BET inhibitors attenuate cerulein-induced acinar cell loss in mice lacking pancreatic Par3 and enhance recovery of acinar cell mass and body weight. (A and B) CPar3+/+ and CPar3fl/fl mice were treated with DMSO or JQ1 (50 mg/kg) for 7 days and then concurrently treated with DMSO or JQ1 (50 mg/kg) and cerulein (250 μg/kg) for additional 2 weeks. Mice were monitored for weight loss during treatment. Acinar cell loss at the end of treatment was analyzed by amylase staining (n = 5, 5, 5, 5), and the relative amylase staining was quantified. One-way analysis of variance, mean ± standard deviation. ∗P ≤ .05. Scale bar = 1 mm. (C and D) CPar3+/+ and CPar3fl/fl were pretreated with DMSO or JQ1 (50 mg/kg) for 7 days and then concurrently treated with DMSO or JQ1 (50 mg/kg) and cerulein (250 μg/kg) for 2 weeks.
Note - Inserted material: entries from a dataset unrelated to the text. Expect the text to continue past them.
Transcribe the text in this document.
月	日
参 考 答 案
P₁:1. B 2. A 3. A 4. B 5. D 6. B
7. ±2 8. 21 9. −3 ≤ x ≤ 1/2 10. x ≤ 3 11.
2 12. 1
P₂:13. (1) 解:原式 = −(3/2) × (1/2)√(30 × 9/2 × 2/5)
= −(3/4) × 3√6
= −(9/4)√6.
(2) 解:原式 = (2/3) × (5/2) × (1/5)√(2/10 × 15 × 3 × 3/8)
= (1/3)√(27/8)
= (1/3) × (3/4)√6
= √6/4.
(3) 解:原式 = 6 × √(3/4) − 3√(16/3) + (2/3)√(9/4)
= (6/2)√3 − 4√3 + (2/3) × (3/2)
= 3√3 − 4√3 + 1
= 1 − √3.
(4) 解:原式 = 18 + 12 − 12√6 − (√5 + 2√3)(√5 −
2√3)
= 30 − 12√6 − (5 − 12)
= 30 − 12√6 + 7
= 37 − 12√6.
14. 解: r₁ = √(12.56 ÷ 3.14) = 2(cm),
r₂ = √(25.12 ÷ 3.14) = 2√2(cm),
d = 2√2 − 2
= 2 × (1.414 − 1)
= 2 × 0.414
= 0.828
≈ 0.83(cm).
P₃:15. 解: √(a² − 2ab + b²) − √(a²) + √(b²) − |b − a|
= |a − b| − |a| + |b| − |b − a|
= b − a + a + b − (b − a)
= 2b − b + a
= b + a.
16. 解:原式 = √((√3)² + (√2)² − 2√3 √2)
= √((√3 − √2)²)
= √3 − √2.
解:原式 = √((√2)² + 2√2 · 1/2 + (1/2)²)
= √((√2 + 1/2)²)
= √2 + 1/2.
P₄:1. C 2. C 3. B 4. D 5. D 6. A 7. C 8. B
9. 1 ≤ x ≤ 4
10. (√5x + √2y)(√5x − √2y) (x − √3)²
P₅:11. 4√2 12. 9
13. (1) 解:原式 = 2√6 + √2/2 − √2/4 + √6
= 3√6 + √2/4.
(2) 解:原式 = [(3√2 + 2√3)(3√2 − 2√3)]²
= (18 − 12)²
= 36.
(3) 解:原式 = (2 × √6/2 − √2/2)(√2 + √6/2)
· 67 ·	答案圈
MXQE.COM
Mice were then monitored for additional 25 days. Recovery of body weights monitored over 25 days. Acinar cell recovery 25 days posttreatment was analyzed by amylase staining (n = 4, 5, 4, 5), and the relative amylase staining was quantified. One-way analysis of variance, mean ± standard deviation; ∗P ≤ .05, ∗∗∗P ≤ .001. Scale bar = 1 mm. DMSO, dimethylsulfoxide; IHC, immunohistochemistry.